For a Swaminarayan satsangi, the Jwala Mai is the completion of a specific theological loop. The Shikshapatri, the Vachnamrut, and the extended teaching of Bhagwan Swaminarayan all hold that the physical cosmos is composed of five elements and that the soul (jiva) is that which transcends these elements. The sampraday’s theology is, in this respect, wholly consistent with the older Vedantic tradition. To stand in the Jwala Mai chamber and observe the five elements in visible simultaneity is to stand in the presence of a physical demonstration of the very cosmology the sampraday teaches.

The chamber does not argue for the cosmology. It simply displays it. The flame has been burning, in one form or another, since long before the Swaminarayan sampraday existed — since before the Vaishnava canon had settled on its list of svayam-vyakta kshetras — since before the Buddhist tradition had named the site Chumig Gyatsa — since before any human being recorded a name for the ground at all. The fire from water predates every liturgy. The pilgrim is a late arrival. The flame does not require the pilgrim’s presence to continue; the pilgrim requires the flame’s presence to recognise what the shastra-s had always said.

This is the deepest thing the Jwala Mai teaches. The elements do not need us. The ground does not need us. Vishnu, self-manifest at this kshetra since before the mountains rose, does not need us. The traditions — Vaishnava, Vajrayana, Bon — do not compete to describe what is here, because none of them brought it into being. They recognised it. The pilgrim who stands in the Jwala Mai chamber, quietly, for the five minutes the experience lasts, is participating in nothing more than one more moment of that recognition.

The flame burns. The water flows. The fire does not go out. The earth does not consume the water. The pilgrim withdraws, and the next pilgrim enters. The ground holds.


Notes


  1. The dual Hindu-Buddhist identification of the Jwala Mai / Dhola Mebar chamber is attested across multiple contemporary ethnographic and tourism sources, and is preserved in the site’s own documentation. 

  2. The description of the three flames — from soil, from rock, and from water — is consistent across the primary Vaishnava, Buddhist, and tourism documentation of the site. The three-flame configuration appears in pre-modern descriptions of Muktinath and is noted in Nepal Tourism Board documentation and across Nepali and Indian travel accounts. 

  3. The 1998 fire at Muktinath, which partially damaged the Jwala Mai chamber and required restoration, is documented in the Chumig Gyatsa Grokipedia entry and in multiple Nepali sources. The traditional restoration was conducted according to the site’s own ritual procedures. 

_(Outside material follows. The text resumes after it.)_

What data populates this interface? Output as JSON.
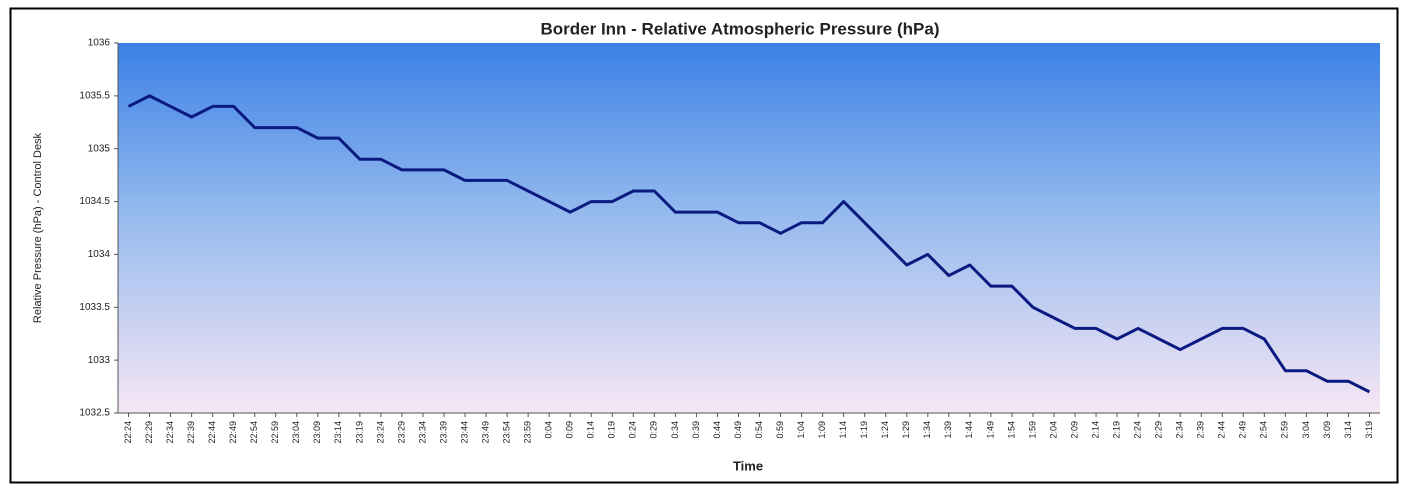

  4. The Brahma origin story for the Jwala Mai flame is preserved in the Varaha Purana and related Puranic sources. The specific verse citation should be verified from Dr. Chalise; contemporary ethnographic literature references the story but not always with precise textual attribution. 

  5. The Padmasambhava origin story for the Dhola Mebar flame is preserved in the Vajrayana tradition of the site and is maintained in the oral and ritual tradition of the Narsingh Gompa nuns. Direct textual attribution to specific Vajrayana sources should be verified by a specialist. 

  6. The pancha-bhuta attribution of Muktinath is attested across Puranic literature (particularly the Varaha Purana) and is reproduced in the Wikipedia article on Muktinath: “Muktinath temple complex is also revered as a place on earth to host all five elements (fire, water, sky, earth, and air) from which all material things in the universe are made.”